Crisis de derechos humanos y violencia es lo que contrasta con la imagen festiva de México ante la atención internacional por eventos deportivos globales, situación que ha llevado a diversas organizaciones de la sociedad civil a alzar la voz. A través del documento titulado “¡Alto a la infamia!”, respaldado por 140 personalidades de diversos ámbitos, agrupaciones como el Frente Amplio Democrático, Redex y Futuro 20 han exigido al Gobierno Federal que reciba, escuche y atienda de manera urgente a los padres y madres buscadoras de personas desaparecidas de manera forzada.
El contraste: entre el festejo y la tragedia
El pronunciamiento subraya que, mientras el mundo observa a México bajo el lente de las celebraciones, el país atraviesa una realidad paralela y contrastante. Cientos de miles de familias mexicanas viven inmersas en la violencia más injusta, enfrentando la incertidumbre, el miedo constante y una flagrante falta de respeto a sus derechos humanos y libertades fundamentales.
Las organizaciones firmantes sostienen que, aunque los mexicanos han demostrado una capacidad admirable de resistencia, es imperativo que la comunidad internacional sea testigo de un país atormentado. Esta violencia atroz ha derivado en una crisis humanitaria sin precedentes, cifrada en cientos de miles de personas asesinadas y una cifra alarmante que supera las 130 mil personas desaparecidas de manera forzada.
La responsabilidad del Estado y la labor de las buscadoras
Uno de los puntos críticos del documento es la denuncia ante la “simulación” gubernamental. Los firmantes acusan a la administración actual de pretender hacer creer que se atiende la tragedia de las desapariciones, cuando en el terreno, las familias perciben indiferencia o, en escenarios más graves, una presunta confabulación con los cárteles del crimen organizado.
Esta omisión estatal ha obligado a los familiares a asumir una responsabilidad que, por mandato constitucional y ético, corresponde exclusivamente al Estado mexicano. El documento describe con crudeza esta labor: “Las vemos abrir, con sus propias manos, zanjas en tierras secas; escudriñar pantanos; encontrar miles de fosas clandestinas y documentar tragedias que ninguna sociedad debería tolerar”.
Advertencia internacional: ¿Crimen de lesa humanidad?
La gravedad de la situación en México no ha pasado desapercibida para los organismos internacionales. El Comité de las Naciones Unidas contra la Desaparición Forzada ha invocado, por primera ocasión en su historia, el artículo 34 de la Convención Internacional para la Protección de Todas las Personas contra las Desapariciones Forzadas.
El objetivo de esta acción histórica es llevar ante la Asamblea General de la ONU el señalamiento de que en México podría estarse configurando un crimen de lesa humanidad. Esta posibilidad se fundamenta en el carácter permanente, continuo y generalizado de las desapariciones forzadas que ocurren a lo largo y ancho del territorio nacional.
Exigencia al gobierno de Claudia Sheinbaum
Ante este panorama, las organizaciones civiles han sido tajantes en sus demandas dirigidas al gobierno de Claudia Sheinbaum.
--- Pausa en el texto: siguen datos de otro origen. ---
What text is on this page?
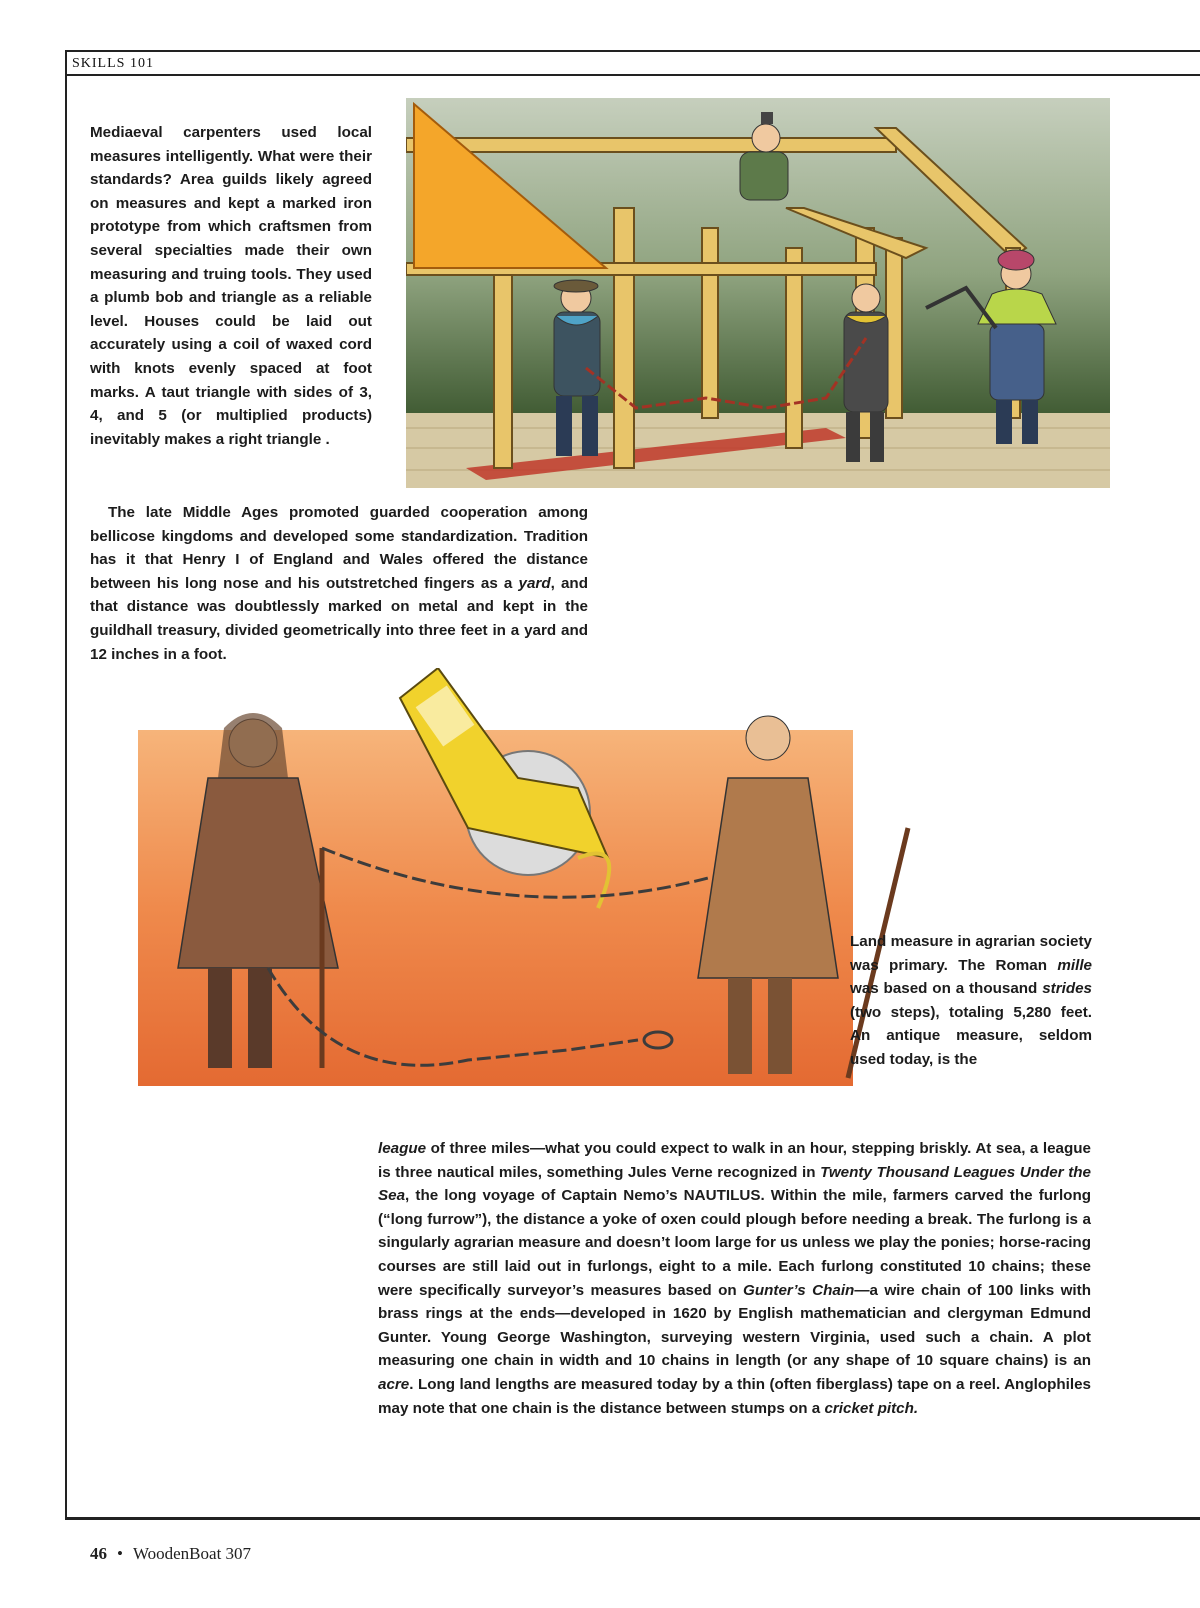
SKILLS 101

Mediaeval carpenters used local measures intelligently. What were their standards? Area guilds likely agreed on measures and kept a marked iron prototype from which craftsmen from several specialties made their own measuring and truing tools. They used a plumb bob and triangle as a reliable level. Houses could be laid out accurately using a coil of waxed cord with knots evenly spaced at foot marks. A taut triangle with sides of 3, 4, and 5 (or multiplied products) inevitably makes a right triangle .

The late Middle Ages promoted guarded cooperation among bellicose kingdoms and developed some standardization. Tradition has it that Henry I of England and Wales offered the distance between his long nose and his outstretched fingers as a yard, and that distance was doubtlessly marked on metal and kept in the guildhall treasury, divided geometrically into three feet in a yard and 12 inches in a foot.

Land measure in agrarian society was primary. The Roman mille was based on a thousand strides (two steps), totaling 5,280 feet. An antique measure, seldom used today, is the

league of three miles—what you could expect to walk in an hour, stepping briskly. At sea, a league is three nautical miles, something Jules Verne recognized in Twenty Thousand Leagues Under the Sea, the long voyage of Captain Nemo’s NAUTILUS. Within the mile, farmers carved the furlong (“long furrow”), the distance a yoke of oxen could plough before needing a break. The furlong is a singularly agrarian measure and doesn’t loom large for us unless we play the ponies; horse-racing courses are still laid out in furlongs, eight to a mile. Each furlong constituted 10 chains; these were specifically surveyor’s measures based on Gunter’s Chain—a wire chain of 100 links with brass rings at the ends—developed in 1620 by English mathematician and clergyman Edmund Gunter. Young George Washington, surveying western Virginia, used such a chain. A plot measuring one chain in width and 10 chains in length (or any shape of 10 square chains) is an acre. Long land lengths are measured today by a thin (often fiberglass) tape on a reel. Anglophiles may note that one chain is the distance between stumps on a cricket pitch.

46 • WoodenBoat 307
Los colectivos señalan que, lejos de ser apoyados, los padres y madres buscadoras son ignorados e, incluso, objeto de burlas.
El documento denuncia actos de intimidación preocupantes: “Asimismo, afirmaron que se les amenaza con fincarles delitos, como, aseguran, lo ha hecho recientemente la secretaria de Gobernación, minimizando su lucha y esfuerzo”.
La exigencia central es clara y contundente: el Estado debe dejar de ignorar a quienes buscan a sus seres queridos. La petición de los firmantes es que la administración federal no solo reciba y escuche a las familias, sino que atienda efectivamente sus exigencias y dé respuestas concretas a sus demandas, poniendo fin a una política de desdén que solo profundiza el dolor de quienes, ante la ausencia de justicia, se han convertido en los buscadores de la verdad en un país marcado por la desaparición.